I tackle LinkThe8th, and take his sword. Then I slice his belly open and take out a very disgusting Vial of Immortality. Then I wash it off. I claim the Vile.
I tackle hug you and tickle you until you drop it. I grab it and run off to a chicken coop full of coocos, who i tell that everybody but me has been eating Fried Cucoo. They're all p.o.'d and chase after people, while i hide in teh coop.
So far nobady haas left Japan without the vial and I was traveling there (true) so I pick up the vail and run to some random place nobody can guess. PERIOD.
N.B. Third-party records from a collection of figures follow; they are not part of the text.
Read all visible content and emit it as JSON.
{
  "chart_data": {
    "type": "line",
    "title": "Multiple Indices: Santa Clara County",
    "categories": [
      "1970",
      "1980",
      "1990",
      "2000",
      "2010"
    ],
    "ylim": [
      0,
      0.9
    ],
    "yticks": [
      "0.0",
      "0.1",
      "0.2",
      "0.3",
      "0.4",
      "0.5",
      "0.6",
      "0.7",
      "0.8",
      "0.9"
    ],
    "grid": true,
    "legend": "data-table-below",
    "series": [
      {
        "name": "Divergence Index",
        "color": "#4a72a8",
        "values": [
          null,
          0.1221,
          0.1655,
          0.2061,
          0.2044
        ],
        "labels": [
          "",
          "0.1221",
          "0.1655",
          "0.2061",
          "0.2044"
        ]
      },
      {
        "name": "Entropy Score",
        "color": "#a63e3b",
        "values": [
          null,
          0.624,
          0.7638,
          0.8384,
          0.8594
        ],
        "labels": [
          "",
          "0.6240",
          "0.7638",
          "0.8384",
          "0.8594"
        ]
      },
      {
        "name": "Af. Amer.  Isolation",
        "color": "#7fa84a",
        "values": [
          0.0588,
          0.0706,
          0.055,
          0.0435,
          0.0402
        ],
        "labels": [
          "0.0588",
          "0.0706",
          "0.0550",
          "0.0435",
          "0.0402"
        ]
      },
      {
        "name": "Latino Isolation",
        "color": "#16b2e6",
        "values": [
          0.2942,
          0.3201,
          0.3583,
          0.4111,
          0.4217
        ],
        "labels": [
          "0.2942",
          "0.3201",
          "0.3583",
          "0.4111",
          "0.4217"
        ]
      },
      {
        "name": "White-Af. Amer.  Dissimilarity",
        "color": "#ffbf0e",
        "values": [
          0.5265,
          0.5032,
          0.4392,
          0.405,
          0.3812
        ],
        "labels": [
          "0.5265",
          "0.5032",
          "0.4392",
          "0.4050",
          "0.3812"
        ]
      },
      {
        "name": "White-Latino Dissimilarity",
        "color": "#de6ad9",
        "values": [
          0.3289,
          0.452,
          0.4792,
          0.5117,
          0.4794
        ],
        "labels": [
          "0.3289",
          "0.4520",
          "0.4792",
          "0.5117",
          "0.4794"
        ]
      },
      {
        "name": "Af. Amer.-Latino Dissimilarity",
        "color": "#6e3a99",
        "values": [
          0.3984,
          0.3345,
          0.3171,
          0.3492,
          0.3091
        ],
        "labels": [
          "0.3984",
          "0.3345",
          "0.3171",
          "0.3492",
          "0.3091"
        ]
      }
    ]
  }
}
Somehow I find you, and just as i have the vial. IT BREAKS MAKING THIS GAME NULL AND VOID. GOOD DAY SIR!!!!!!!!!!!!!!!!!!! WE HAVE ENOUGH KING OF THE HILL TYPE THREADS AS IT IS, AND EVERYTIME I BAKE COOKIES FOR EVERYBODY, THEY BREAK THEM INTO LITTLE CRUMBS
THEY BREAK IT INTO A MILLION PEICES BECAUSE YOUR TYING TO MAKE IT NULL AND VOID.
Ok..while you are yelling about king of the hill type games, i steal the vial and run off to China where theres probably lead in the toys.